会社で新しい事業を始めたい 「目的」の変更登記が必要になるのはどんなとき?
会社で新しいサービスや事業を始めるとき、営業準備や契約ばかりに目が向きがちですが、現在の定款と登記簿に記載された「目的」も確認しておく必要があります。会社の目的は登記事項ですので、新しい事業が現在の目的に含まれていない場合には、定款変更と目的変更登記を検討します。
会社の「目的」は何のためにある?
株式会社や合同会社は、定款に会社の目的を定めます。会社がどのような事業を行うのかを対外的に示す重要な事項であり、商業登記簿にも記録されます。
設立時には将来の事業をある程度見込んで目的を定めますが、事業を続けるうちに新しい分野へ進出することもあります。
新しい事業が現在の目的に含まれているか確認
目的の文言は、完全に同じ名称の事業が書いていなければ必ず変更が必要、という単純なものではありません。既存目的からその事業が読み取れるか、関連する事業として含まれるかを確認します。
新事業の内容が現在の目的から大きく離れている場合には、目的を追加してから事業を始める方が分かりやすいでしょう。
株式会社の目的変更は定款変更です
株式会社で目的を追加・削除・変更する場合、定款変更が必要です。原則として株主総会の特別決議により目的変更を決議します。
決議内容を議事録に残し、その変更後の目的をもとに法務局へ変更登記を申請します。
登記は原則2週間以内
株式会社の目的は登記事項ですので、目的変更の効力が生じた日から原則として2週間以内に本店所在地で変更登記を申請する必要があります。
新サービスの開始日や許認可申請の日程が決まっている場合は、株主総会・登記の日程を逆算して準備します。
許認可が必要な事業では目的の文言が重要になることも
建設業、宅地建物取引業、古物営業など、事業によっては許認可や届出が必要です。
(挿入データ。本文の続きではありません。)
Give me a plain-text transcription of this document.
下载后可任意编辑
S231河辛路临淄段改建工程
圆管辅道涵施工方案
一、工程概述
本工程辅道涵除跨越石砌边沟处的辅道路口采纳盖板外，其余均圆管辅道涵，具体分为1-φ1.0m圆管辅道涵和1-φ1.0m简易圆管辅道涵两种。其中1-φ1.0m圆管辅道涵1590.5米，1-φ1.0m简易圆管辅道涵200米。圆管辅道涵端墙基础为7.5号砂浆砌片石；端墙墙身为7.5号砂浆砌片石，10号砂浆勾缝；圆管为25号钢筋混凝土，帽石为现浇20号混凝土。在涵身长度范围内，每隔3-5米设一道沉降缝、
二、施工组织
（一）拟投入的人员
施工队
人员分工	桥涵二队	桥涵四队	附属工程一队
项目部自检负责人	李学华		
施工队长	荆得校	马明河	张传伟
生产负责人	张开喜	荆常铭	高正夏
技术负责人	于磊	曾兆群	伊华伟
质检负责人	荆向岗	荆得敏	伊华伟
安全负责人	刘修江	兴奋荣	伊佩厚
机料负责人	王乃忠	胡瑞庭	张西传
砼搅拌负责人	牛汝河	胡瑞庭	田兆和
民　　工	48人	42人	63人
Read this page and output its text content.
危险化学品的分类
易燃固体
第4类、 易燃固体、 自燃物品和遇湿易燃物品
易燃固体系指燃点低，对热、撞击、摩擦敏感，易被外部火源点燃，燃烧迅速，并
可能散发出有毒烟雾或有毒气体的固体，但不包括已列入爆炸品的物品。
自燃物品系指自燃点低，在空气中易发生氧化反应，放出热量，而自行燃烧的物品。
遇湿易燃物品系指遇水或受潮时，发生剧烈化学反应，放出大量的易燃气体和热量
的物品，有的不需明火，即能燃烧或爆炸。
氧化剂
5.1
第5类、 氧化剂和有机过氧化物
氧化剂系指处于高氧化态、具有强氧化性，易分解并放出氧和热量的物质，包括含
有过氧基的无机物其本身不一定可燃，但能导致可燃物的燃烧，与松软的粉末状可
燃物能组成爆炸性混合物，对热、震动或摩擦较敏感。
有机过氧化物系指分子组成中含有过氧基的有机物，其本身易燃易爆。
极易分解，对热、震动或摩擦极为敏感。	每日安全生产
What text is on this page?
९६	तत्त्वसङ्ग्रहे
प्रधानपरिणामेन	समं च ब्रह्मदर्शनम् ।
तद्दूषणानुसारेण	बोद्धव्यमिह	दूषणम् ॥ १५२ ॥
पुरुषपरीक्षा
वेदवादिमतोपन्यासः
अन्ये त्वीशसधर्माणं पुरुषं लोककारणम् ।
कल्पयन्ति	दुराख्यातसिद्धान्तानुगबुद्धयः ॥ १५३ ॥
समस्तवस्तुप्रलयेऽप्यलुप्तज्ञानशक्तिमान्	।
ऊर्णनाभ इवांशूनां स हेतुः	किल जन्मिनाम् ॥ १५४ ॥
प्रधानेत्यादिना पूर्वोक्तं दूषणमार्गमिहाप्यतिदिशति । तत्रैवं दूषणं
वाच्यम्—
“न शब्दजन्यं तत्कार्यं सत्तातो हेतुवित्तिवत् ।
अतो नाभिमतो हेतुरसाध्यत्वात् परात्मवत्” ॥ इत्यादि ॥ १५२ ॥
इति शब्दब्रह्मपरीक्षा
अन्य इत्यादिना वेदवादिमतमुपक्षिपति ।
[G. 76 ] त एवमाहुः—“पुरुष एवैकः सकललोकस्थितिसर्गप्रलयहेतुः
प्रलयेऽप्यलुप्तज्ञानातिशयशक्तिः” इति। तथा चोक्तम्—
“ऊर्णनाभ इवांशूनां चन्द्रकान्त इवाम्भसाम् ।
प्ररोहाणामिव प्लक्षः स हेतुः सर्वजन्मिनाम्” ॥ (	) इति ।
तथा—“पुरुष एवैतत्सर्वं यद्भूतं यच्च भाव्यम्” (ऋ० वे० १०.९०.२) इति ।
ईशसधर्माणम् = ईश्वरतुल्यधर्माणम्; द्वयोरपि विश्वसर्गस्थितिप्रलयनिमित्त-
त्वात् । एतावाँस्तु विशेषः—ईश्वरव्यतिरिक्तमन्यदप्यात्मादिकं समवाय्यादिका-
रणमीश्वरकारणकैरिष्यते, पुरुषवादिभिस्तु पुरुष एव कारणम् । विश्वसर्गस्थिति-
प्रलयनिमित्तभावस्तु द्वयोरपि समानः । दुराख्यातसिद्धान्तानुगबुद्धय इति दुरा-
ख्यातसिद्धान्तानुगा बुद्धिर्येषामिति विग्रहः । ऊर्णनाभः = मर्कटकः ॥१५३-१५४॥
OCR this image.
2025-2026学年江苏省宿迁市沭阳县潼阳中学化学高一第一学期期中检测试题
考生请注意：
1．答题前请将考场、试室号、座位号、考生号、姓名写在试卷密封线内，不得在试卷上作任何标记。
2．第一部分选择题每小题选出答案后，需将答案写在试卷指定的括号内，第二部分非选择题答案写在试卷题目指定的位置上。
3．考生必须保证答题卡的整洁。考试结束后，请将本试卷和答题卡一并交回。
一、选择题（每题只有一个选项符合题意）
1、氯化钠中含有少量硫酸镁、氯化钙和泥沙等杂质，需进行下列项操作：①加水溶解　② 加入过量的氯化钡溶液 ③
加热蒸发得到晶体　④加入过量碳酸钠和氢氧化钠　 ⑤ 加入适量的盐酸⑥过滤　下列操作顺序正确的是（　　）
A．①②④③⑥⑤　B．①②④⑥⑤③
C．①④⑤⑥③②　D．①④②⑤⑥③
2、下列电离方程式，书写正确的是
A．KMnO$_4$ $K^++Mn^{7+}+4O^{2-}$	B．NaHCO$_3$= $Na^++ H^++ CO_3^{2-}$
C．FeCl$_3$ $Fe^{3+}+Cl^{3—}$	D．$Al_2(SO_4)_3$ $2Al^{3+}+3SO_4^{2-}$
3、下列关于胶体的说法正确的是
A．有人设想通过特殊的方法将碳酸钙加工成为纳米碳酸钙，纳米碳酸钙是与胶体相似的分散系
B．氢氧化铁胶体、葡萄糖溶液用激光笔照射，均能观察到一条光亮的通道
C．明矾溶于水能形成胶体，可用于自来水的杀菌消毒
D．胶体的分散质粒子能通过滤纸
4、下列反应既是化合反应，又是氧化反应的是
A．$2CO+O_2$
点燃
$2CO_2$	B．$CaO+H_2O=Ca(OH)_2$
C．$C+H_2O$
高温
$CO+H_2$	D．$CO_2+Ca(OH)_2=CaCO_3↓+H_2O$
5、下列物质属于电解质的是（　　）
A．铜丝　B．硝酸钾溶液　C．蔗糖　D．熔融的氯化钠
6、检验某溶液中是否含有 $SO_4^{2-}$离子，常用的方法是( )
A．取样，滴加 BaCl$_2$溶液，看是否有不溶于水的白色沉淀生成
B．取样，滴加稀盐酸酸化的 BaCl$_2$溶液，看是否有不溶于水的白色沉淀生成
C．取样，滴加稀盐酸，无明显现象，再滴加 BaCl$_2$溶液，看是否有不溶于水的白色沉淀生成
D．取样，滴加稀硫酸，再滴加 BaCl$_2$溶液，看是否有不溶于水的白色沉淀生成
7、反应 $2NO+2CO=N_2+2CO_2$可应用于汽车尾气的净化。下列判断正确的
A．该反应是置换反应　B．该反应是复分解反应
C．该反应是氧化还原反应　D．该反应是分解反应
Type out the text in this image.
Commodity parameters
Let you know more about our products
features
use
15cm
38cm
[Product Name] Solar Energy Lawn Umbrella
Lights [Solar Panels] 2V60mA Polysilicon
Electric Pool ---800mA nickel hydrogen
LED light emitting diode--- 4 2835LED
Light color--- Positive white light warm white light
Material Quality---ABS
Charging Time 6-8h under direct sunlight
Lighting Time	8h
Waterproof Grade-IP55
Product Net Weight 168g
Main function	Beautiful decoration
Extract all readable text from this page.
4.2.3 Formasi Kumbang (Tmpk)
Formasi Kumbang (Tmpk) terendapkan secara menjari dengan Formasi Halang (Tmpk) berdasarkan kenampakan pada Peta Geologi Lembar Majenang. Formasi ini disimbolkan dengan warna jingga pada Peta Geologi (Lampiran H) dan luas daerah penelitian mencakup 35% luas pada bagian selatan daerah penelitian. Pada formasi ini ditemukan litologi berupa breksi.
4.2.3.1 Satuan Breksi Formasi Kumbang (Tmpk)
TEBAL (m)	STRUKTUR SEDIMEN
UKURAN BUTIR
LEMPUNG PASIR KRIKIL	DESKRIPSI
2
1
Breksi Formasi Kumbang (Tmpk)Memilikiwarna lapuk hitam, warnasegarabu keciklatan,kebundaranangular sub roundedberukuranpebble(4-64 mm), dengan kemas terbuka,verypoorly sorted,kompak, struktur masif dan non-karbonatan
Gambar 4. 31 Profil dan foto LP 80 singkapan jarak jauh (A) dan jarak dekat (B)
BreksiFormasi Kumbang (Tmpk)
許認可申請の際に定款目的や登記事項証明書を確認される場合があります。
登記上は広く読める文言でも、許認可を担当する行政庁が求める表現がある場合がありますので、許認可の要件も事前に確認します。
将来やるかもしれない事業を何でも入れればいい?
将来予定している事業を目的に入れておくことはできますが、あまりに多く無関係な目的を並べると、取引先や金融機関から見た会社の事業内容が分かりにくくなることがあります。
現在の事業と現実的な将来計画を整理し、会社として説明しやすい目的にしておくことが大切です。
目的変更と一緒に他の登記事項も確認
新規事業をきっかけに本店移転、役員追加、商号変更などを行う場合には、同時期に複数の変更登記が必要になることがあります。
別々に決議・申請するより一緒に準備した方がよい場合もあるため、変更予定をまとめて確認すると効率的です。
新規事業を決めたら定款と登記簿を確認
大志法務事務所では、会社の目的変更、本店移転、役員変更などの商業・法人登記についてご相談を承っています。
「この新規事業は今の目的でできるのか」「許認可のために目的を追加したい」という段階から、現在の定款と登記内容を確認して進めます。
金融機関や取引先から目的追加を求められることも
新しい融資や取引を始める際、登記事項証明書を提出したところ、予定する事業が目的に入っているか確認されることがあります。
事業開始後に慌てて目的変更をするより、事業計画が具体化した段階で定款と登記簿を確認しておく方がスムーズです。
目的変更の登記をした後は定款も更新して保管
目的変更の登記が終わっても、社内で保管している定款が設立時の古い内容のままでは、後でどれが現在の定款か分からなくなることがあります。
株主総会で変更した内容を反映した定款を整理し、議事録と一緒に会社の重要書類として保管しておきましょう。
変更前の目的も履歴として登記に残ります
商業登記では変更登記をすると、過去の登記事項が履歴として確認できる場合があります。会社の事業の変遷を外部から見られることも意識し、目的の追加・削除は内容を整理して決めましょう。
補足して確認しておきたいこと
目的変更は株主総会の特別決議が原則
株式会社で定款の目的を変更する場合は、原則として株主総会の特別決議による定款変更が必要です。決議内容を議事録に残し、その後に目的変更登記を申請します。
新規事業の開始日が決まっている場合は、株主総会と登記の日程も逆算して準備します。
登記期限と他の変更登記をまとめて確認
目的変更のように登記事項へ変更が生じた場合、株式会社では原則として変更の事由が生じてから2週間以内の登記が必要です。
同時期に本店移転、役員変更、商号変更などがあるなら、一緒に準備できるか確認すると手続を整理しやすくなります。
参考情報
掲載内容は2026年8月時点の公表情報をもとにしています。